6000 fps from a .30-378 Weatherby!?


The United States Army’s Redstone Arsenal requested a rifle cartridge that could develop 6,000 ft/s (1,800 m/s) for the effects of light bullets against armor. The .30-378 Weatherby Magnum was able to attain over 5,000 ft/s (1,500 m/s). A while later using a slower burning denser propellant the .30-378 Weatherby Magnum surpassed the US Army’s requirement of 6,000 ft/s (1,800 m/s).

How is 6000 fps possible in the ballistics world? Isnt ~5000 fps the top limit for conventional propellants? If not, what are those bullets made of if they can hold together flying faster than a mile per second? What was the bullet weight too? Even a 40 grain bullet has more energy than a .30-06 at those velocities! Conventional 147 grain M80 ball bullets would almost hit .50 BMG power!


What year was this done?

The bullet likely was made of solid brass, copper, soft iron or thelike.


120mm tank gun APFSDS ammo gets up to 1,740 m/s, and that’s for serious shooting at the enemy, not as a test-bed.



Wikipedia references in URL link above^

Citing work is always important, especially for everyone else whom may not be familiar with the topic (IMHO)



Dave, thanks for the link!

Did any of these initial military test cartridges survive and do exist somewhere?


I sure hope so EOD. I would love one.


The 120mm round operates at up to 85,000psi (which requires steel cases) to get 5000fps.
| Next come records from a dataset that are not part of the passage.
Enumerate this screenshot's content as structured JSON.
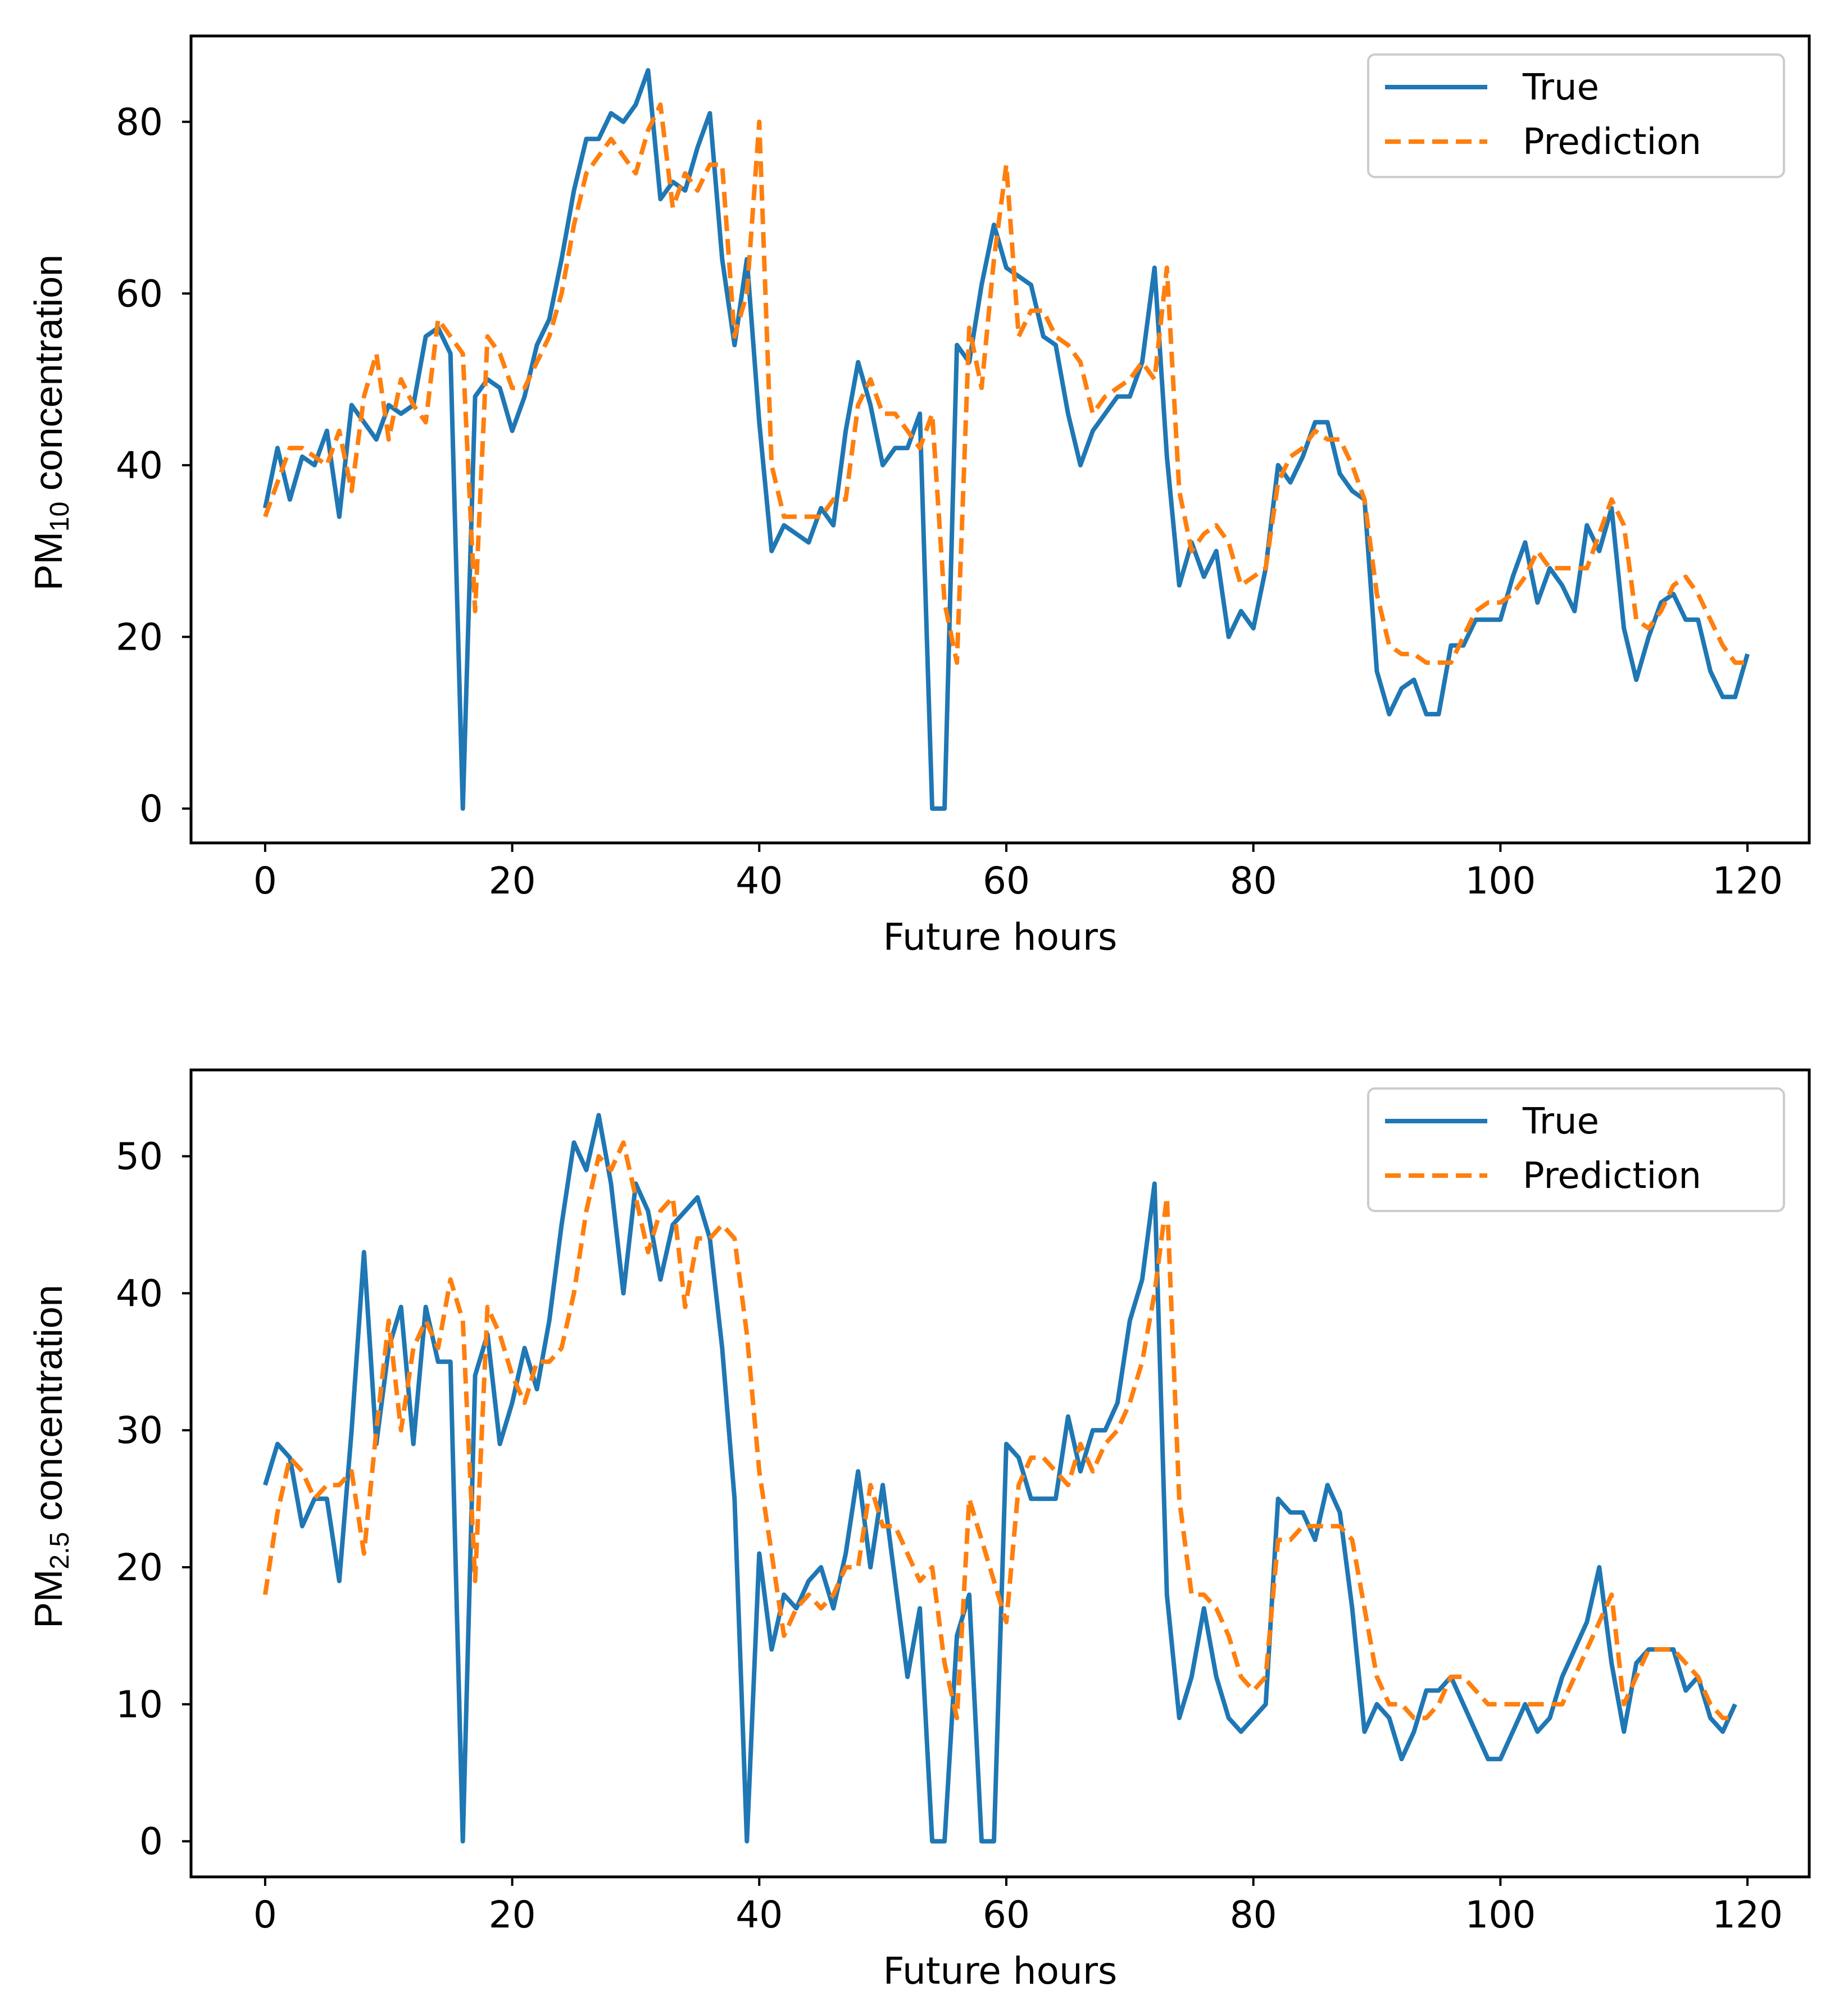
{
  "chart_data": [
    {
      "type": "line",
      "title": "",
      "xlabel": "Future hours",
      "ylabel_main": "PM",
      "ylabel_sub": "10",
      "ylabel_rest": " concentration",
      "xlim": [
        -6,
        125
      ],
      "ylim": [
        -4,
        90
      ],
      "xticks": [
        0,
        20,
        40,
        60,
        80,
        100,
        120
      ],
      "yticks": [
        0,
        20,
        40,
        60,
        80
      ],
      "legend": {
        "position": "top-right",
        "labels": [
          "True",
          "Prediction"
        ]
      },
      "series": [
        {
          "name": "True",
          "color": "#1f77b4",
          "style": "solid",
          "values": [
            35,
            42,
            36,
            41,
            40,
            44,
            34,
            47,
            45,
            43,
            47,
            46,
            47,
            55,
            56,
            53,
            0,
            48,
            50,
            49,
            44,
            48,
            54,
            57,
            64,
            72,
            78,
            78,
            81,
            80,
            82,
            86,
            71,
            73,
            72,
            77,
            81,
            64,
            54,
            64,
            45,
            30,
            33,
            32,
            31,
            35,
            33,
            44,
            52,
            47,
            40,
            42,
            42,
            46,
            0,
            0,
            54,
            52,
            61,
            68,
            63,
            62,
            61,
            55,
            54,
            46,
            40,
            44,
            46,
            48,
            48,
            52,
            63,
            41,
            26,
            31,
            27,
            30,
            20,
            23,
            21,
            28,
            40,
            38,
            41,
            45,
            45,
            39,
            37,
            36,
            16,
            11,
            14,
            15,
            11,
            11,
            19,
            19,
            22,
            22,
            22,
            27,
            31,
            24,
            28,
            26,
            23,
            33,
            30,
            35,
            21,
            15,
            20,
            24,
            25,
            22,
            22,
            16,
            13,
            13,
            18
          ]
        },
        {
          "name": "Prediction",
          "color": "#ff7f0e",
          "style": "dashed",
          "values": [
            34,
            38,
            42,
            42,
            41,
            40,
            44,
            37,
            48,
            53,
            43,
            50,
            47,
            45,
            57,
            55,
            53,
            23,
            55,
            53,
            49,
            49,
            52,
            55,
            60,
            68,
            74,
            76,
            78,
            76,
            74,
            79,
            82,
            70,
            74,
            72,
            75,
            75,
            55,
            60,
            80,
            40,
            34,
            34,
            34,
            34,
            36,
            36,
            47,
            50,
            46,
            46,
            44,
            42,
            46,
            24,
            17,
            56,
            49,
            64,
            75,
            55,
            58,
            58,
            55,
            54,
            52,
            46,
            48,
            49,
            50,
            52,
            50,
            63,
            37,
            30,
            32,
            33,
            31,
            26,
            27,
            28,
            38,
            41,
            42,
            44,
            43,
            43,
            40,
            36,
            25,
            19,
            18,
            18,
            17,
            17,
            17,
            20,
            23,
            24,
            24,
            25,
            27,
            30,
            28,
            28,
            28,
            28,
            32,
            36,
            33,
            22,
            21,
            23,
            26,
            27,
            25,
            22,
            19,
            17,
            17
          ]
        }
      ]
    },
    {
      "type": "line",
      "title": "",
      "xlabel": "Future hours",
      "ylabel_main": "PM",
      "ylabel_sub": "2.5",
      "ylabel_rest": " concentration",
      "xlim": [
        -6,
        125
      ],
      "ylim": [
        -2.6,
        56.3
      ],
      "xticks": [
        0,
        20,
        40,
        60,
        80,
        100,
        120
      ],
      "yticks": [
        0,
        10,
        20,
        30,
        40,
        50
      ],
      "legend": {
        "position": "top-right",
        "labels": [
          "True",
          "Prediction"
        ]
      },
      "series": [
        {
          "name": "True",
          "color": "#1f77b4",
          "style": "solid",
          "values": [
            26,
            29,
            28,
            23,
            25,
            25,
            19,
            30,
            43,
            29,
            36,
            39,
            29,
            39,
            35,
            35,
            0,
            34,
            37,
            29,
            32,
            36,
            33,
            38,
            45,
            51,
            49,
            53,
            48,
            40,
            48,
            46,
            41,
            45,
            46,
            47,
            44,
            36,
            25,
            0,
            21,
            14,
            18,
            17,
            19,
            20,
            17,
            21,
            27,
            20,
            26,
            19,
            12,
            17,
            0,
            0,
            15,
            18,
            0,
            0,
            29,
            28,
            25,
            25,
            25,
            31,
            27,
            30,
            30,
            32,
            38,
            41,
            48,
            18,
            9,
            12,
            17,
            12,
            9,
            8,
            9,
            10,
            25,
            24,
            24,
            22,
            26,
            24,
            17,
            8,
            10,
            9,
            6,
            8,
            11,
            11,
            12,
            10,
            8,
            6,
            6,
            8,
            10,
            8,
            9,
            12,
            14,
            16,
            20,
            13,
            8,
            13,
            14,
            14,
            14,
            11,
            12,
            9,
            8,
            10
          ]
        },
        {
          "name": "Prediction",
          "color": "#ff7f0e",
          "style": "dashed",
          "values": [
            18,
            24,
            28,
            27,
            25,
            26,
            26,
            27,
            21,
            30,
            38,
            30,
            36,
            38,
            36,
            41,
            38,
            19,
            39,
            37,
            34,
            32,
            35,
            35,
            36,
            40,
            46,
            50,
            49,
            51,
            47,
            43,
            46,
            47,
            39,
            44,
            44,
            45,
            44,
            37,
            27,
            21,
            15,
            17,
            18,
            17,
            18,
            20,
            20,
            26,
            23,
            23,
            21,
            19,
            20,
            13,
            9,
            25,
            22,
            19,
            16,
            26,
            28,
            28,
            27,
            26,
            29,
            27,
            29,
            30,
            32,
            35,
            40,
            47,
            25,
            18,
            18,
            17,
            15,
            12,
            11,
            12,
            22,
            22,
            23,
            23,
            23,
            23,
            22,
            17,
            12,
            10,
            10,
            9,
            9,
            10,
            12,
            12,
            11,
            10,
            10,
            10,
            10,
            10,
            10,
            10,
            12,
            14,
            16,
            18,
            10,
            12,
            14,
            14,
            14,
            13,
            12,
            10,
            9,
            9
          ]
        }
      ]
    }
  ]
}
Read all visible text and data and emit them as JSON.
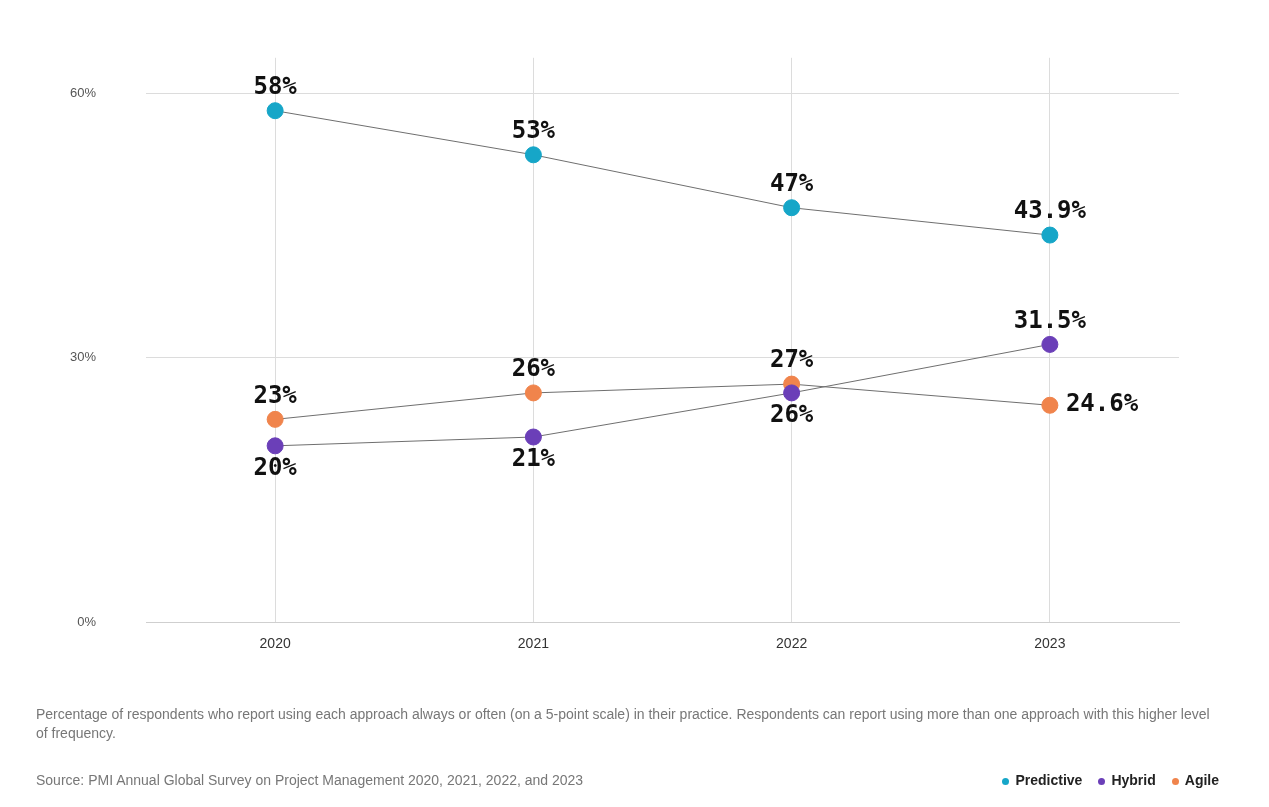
{
  "chart_data": {
    "type": "line",
    "categories": [
      "2020",
      "2021",
      "2022",
      "2023"
    ],
    "series": [
      {
        "name": "Predictive",
        "color": "#16a6c8",
        "values": [
          58,
          53,
          47,
          43.9
        ],
        "value_labels": [
          "58%",
          "53%",
          "47%",
          "43.9%"
        ]
      },
      {
        "name": "Hybrid",
        "color": "#6b3fb8",
        "values": [
          20,
          21,
          26,
          31.5
        ],
        "value_labels": [
          "20%",
          "21%",
          "26%",
          "31.5%"
        ]
      },
      {
        "name": "Agile",
        "color": "#f0844c",
        "values": [
          23,
          26,
          27,
          24.6
        ],
        "value_labels": [
          "23%",
          "26%",
          "27%",
          "24.6%"
        ]
      }
    ],
    "ylim": [
      0,
      64
    ],
    "yticks": [
      {
        "value": 0,
        "label": "0%"
      },
      {
        "value": 30,
        "label": "30%"
      },
      {
        "value": 60,
        "label": "60%"
      }
    ],
    "grid": true,
    "marker": "circle",
    "line_style": "solid",
    "legend": "bottom right",
    "annotations": [
      "Percentage of respondents who report using each approach always or often (on a 5-point scale) in their practice. Respondents can report using more than one approach with this higher level of frequency.",
      "Source: PMI Annual Global Survey on Project Management 2020, 2021, 2022, and 2023"
    ]
  }
}
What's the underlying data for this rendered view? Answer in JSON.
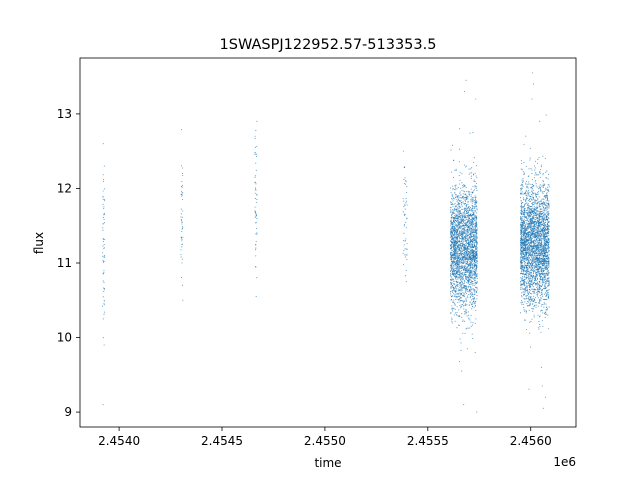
{
  "chart_data": {
    "type": "scatter",
    "title": "1SWASPJ122952.57-513353.5",
    "xlabel": "time",
    "ylabel": "flux",
    "x_offset_label": "1e6",
    "xlim": [
      2.45381,
      2.45622
    ],
    "ylim": [
      8.8,
      13.75
    ],
    "x_ticks": [
      2.454,
      2.4545,
      2.455,
      2.4555,
      2.456
    ],
    "x_tick_labels": [
      "2.4540",
      "2.4545",
      "2.4550",
      "2.4555",
      "2.4560"
    ],
    "y_ticks": [
      9,
      10,
      11,
      12,
      13
    ],
    "y_tick_labels": [
      "9",
      "10",
      "11",
      "12",
      "13"
    ],
    "grid": false,
    "marker_color": "#1f77b4",
    "series": [
      {
        "clusters": [
          {
            "x_range": [
              2.45392,
              2.45393
            ],
            "y_center": 11.3,
            "y_spread": 0.6,
            "count": 60,
            "y_extremes": [
              9.1,
              9.9,
              10.25,
              12.3,
              12.6
            ]
          },
          {
            "x_range": [
              2.4543,
              2.45431
            ],
            "y_center": 11.6,
            "y_spread": 0.5,
            "count": 45,
            "y_extremes": [
              10.5,
              10.7,
              11.05,
              12.2
            ]
          },
          {
            "x_range": [
              2.45466,
              2.45467
            ],
            "y_center": 11.8,
            "y_spread": 0.5,
            "count": 50,
            "y_extremes": [
              10.55,
              10.95,
              11.2,
              12.7,
              12.9
            ]
          },
          {
            "x_range": [
              2.45538,
              2.4554
            ],
            "y_center": 11.6,
            "y_spread": 0.5,
            "count": 50,
            "y_extremes": [
              10.75,
              10.9,
              12.5
            ]
          },
          {
            "x_range": [
              2.45561,
              2.45574
            ],
            "y_center": 11.2,
            "y_spread": 0.45,
            "count": 2600,
            "y_extremes": [
              9.0,
              9.1,
              9.55,
              9.8,
              12.8,
              13.2,
              13.3,
              13.45
            ]
          },
          {
            "x_range": [
              2.45595,
              2.45609
            ],
            "y_center": 11.25,
            "y_spread": 0.45,
            "count": 3000,
            "y_extremes": [
              9.05,
              9.2,
              9.35,
              9.6,
              12.9,
              13.2,
              13.4,
              13.55
            ]
          }
        ]
      }
    ]
  }
}
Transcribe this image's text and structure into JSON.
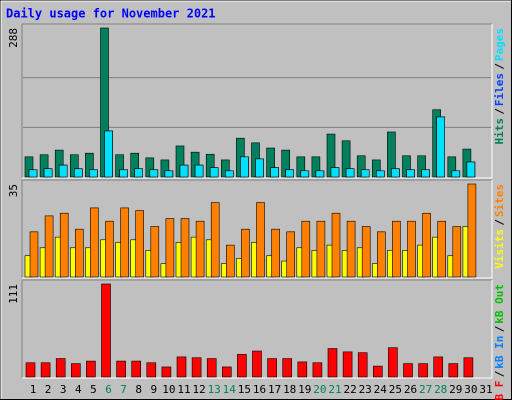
{
  "chart_data": [
    {
      "type": "bar",
      "title": "Daily usage for November 2021",
      "categories": [
        "1",
        "2",
        "3",
        "4",
        "5",
        "6",
        "7",
        "8",
        "9",
        "10",
        "11",
        "12",
        "13",
        "14",
        "15",
        "16",
        "17",
        "18",
        "19",
        "20",
        "21",
        "22",
        "23",
        "24",
        "25",
        "26",
        "27",
        "28",
        "29",
        "30",
        "31"
      ],
      "weekend_label_color": "#00805c",
      "weekend": [
        6,
        7,
        13,
        14,
        20,
        21,
        27,
        28
      ],
      "ylim": [
        0,
        288
      ],
      "yticks": [
        288
      ],
      "grid_lines": [
        96,
        192
      ],
      "legend_separator": "/",
      "series": [
        {
          "name": "Hits",
          "color": "#00805c",
          "values": [
            39,
            43,
            52,
            43,
            46,
            288,
            43,
            46,
            37,
            33,
            60,
            48,
            44,
            33,
            75,
            66,
            56,
            52,
            39,
            39,
            83,
            70,
            41,
            33,
            87,
            41,
            41,
            130,
            39,
            54,
            null
          ]
        },
        {
          "name": "Files",
          "color": "#0040ff",
          "values": [
            14,
            16,
            23,
            16,
            14,
            89,
            14,
            16,
            14,
            12,
            23,
            23,
            18,
            12,
            39,
            35,
            18,
            14,
            12,
            12,
            18,
            16,
            14,
            12,
            16,
            14,
            14,
            116,
            12,
            29,
            null
          ]
        },
        {
          "name": "Pages",
          "color": "#00e0ff",
          "values": [
            14,
            16,
            23,
            16,
            14,
            89,
            14,
            16,
            14,
            12,
            23,
            23,
            18,
            12,
            39,
            35,
            18,
            14,
            12,
            12,
            18,
            16,
            14,
            12,
            16,
            14,
            14,
            116,
            12,
            29,
            null
          ]
        }
      ]
    },
    {
      "type": "bar",
      "ylim": [
        0,
        35
      ],
      "yticks": [
        35
      ],
      "series": [
        {
          "name": "Visits",
          "color": "#ffff00",
          "values": [
            8,
            11,
            15,
            11,
            11,
            14,
            13,
            14,
            10,
            5,
            13,
            15,
            14,
            5,
            7,
            13,
            8,
            6,
            11,
            10,
            12,
            10,
            11,
            5,
            10,
            10,
            12,
            15,
            8,
            19,
            null
          ]
        },
        {
          "name": "Sites",
          "color": "#ff8000",
          "values": [
            17,
            23,
            24,
            18,
            26,
            21,
            26,
            25,
            19,
            22,
            22,
            21,
            28,
            12,
            18,
            28,
            18,
            17,
            21,
            21,
            24,
            21,
            19,
            17,
            21,
            21,
            24,
            21,
            19,
            35,
            null
          ]
        }
      ]
    },
    {
      "type": "bar",
      "ylim": [
        0,
        111
      ],
      "yticks": [
        111
      ],
      "series": [
        {
          "name": "kB F",
          "color": "#ff0000",
          "values": [
            17,
            17,
            22,
            16,
            19,
            111,
            19,
            19,
            17,
            12,
            24,
            23,
            22,
            12,
            27,
            31,
            22,
            22,
            18,
            17,
            34,
            30,
            29,
            13,
            35,
            16,
            16,
            24,
            16,
            23,
            null
          ]
        }
      ],
      "legend": [
        {
          "label": "kB In",
          "color": "#0080ff"
        },
        {
          "label": "kB Out",
          "color": "#00c000"
        }
      ]
    }
  ]
}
Obviously, a lighter projectile will go faster, but there is still a limit. Conventional wisdom with conventional guns (shoulder arms) is that the gas goes 5000fps, which is why it is impractical to get much over 4000fps with a reasonable barrel length. I’d like more info on how Roy got over 6000fps. I have wondered when some speed demon will make a gun/cartridge working at the higher pressures. It would require special primers and would shoot out the barrel faster. Quickload shows some military calibers (25-35mm) that operate at 75,000 - 80,000psi.


That’s interesting, given the 120mm have combustible cases.


If one was to use a plastic sabot (SLAP round or Rem Accelerator technology) combined with the Gerlich squeezebore principal, and jacked up the pressures, I wonder what speed could be achieved?


The sabot and the squeezebore are basically exterior(!) ballistic tricks to have a small flight diameter (less air drag) for a conventional bore diameter.
In the end the amount of available propellant (grains per grain of projectile mass) is the governing factor. Pressure can be increased, but this is limited by mechanical properties of a conventional rifle/cartridge design. The case capacity of the cartridge basically defines the upper limit.
A plastic sabot will probably not do, because even a conventional jackted bullet like M80 starts to suffer deformation at launch speeds of about 3200 fps.


I understand the Abrams round uses a steel base to seal it, though the case walls were combustible. That was the original M829, I don’t know if the steel has been eliminated in newer versions. There are caseless mechanisms and I believe the attempts at consuming cases are similar, since the materials are not as strong as brass or steel, but they haven’t become widespread. Brass flows at pressures above about 65,000 psi.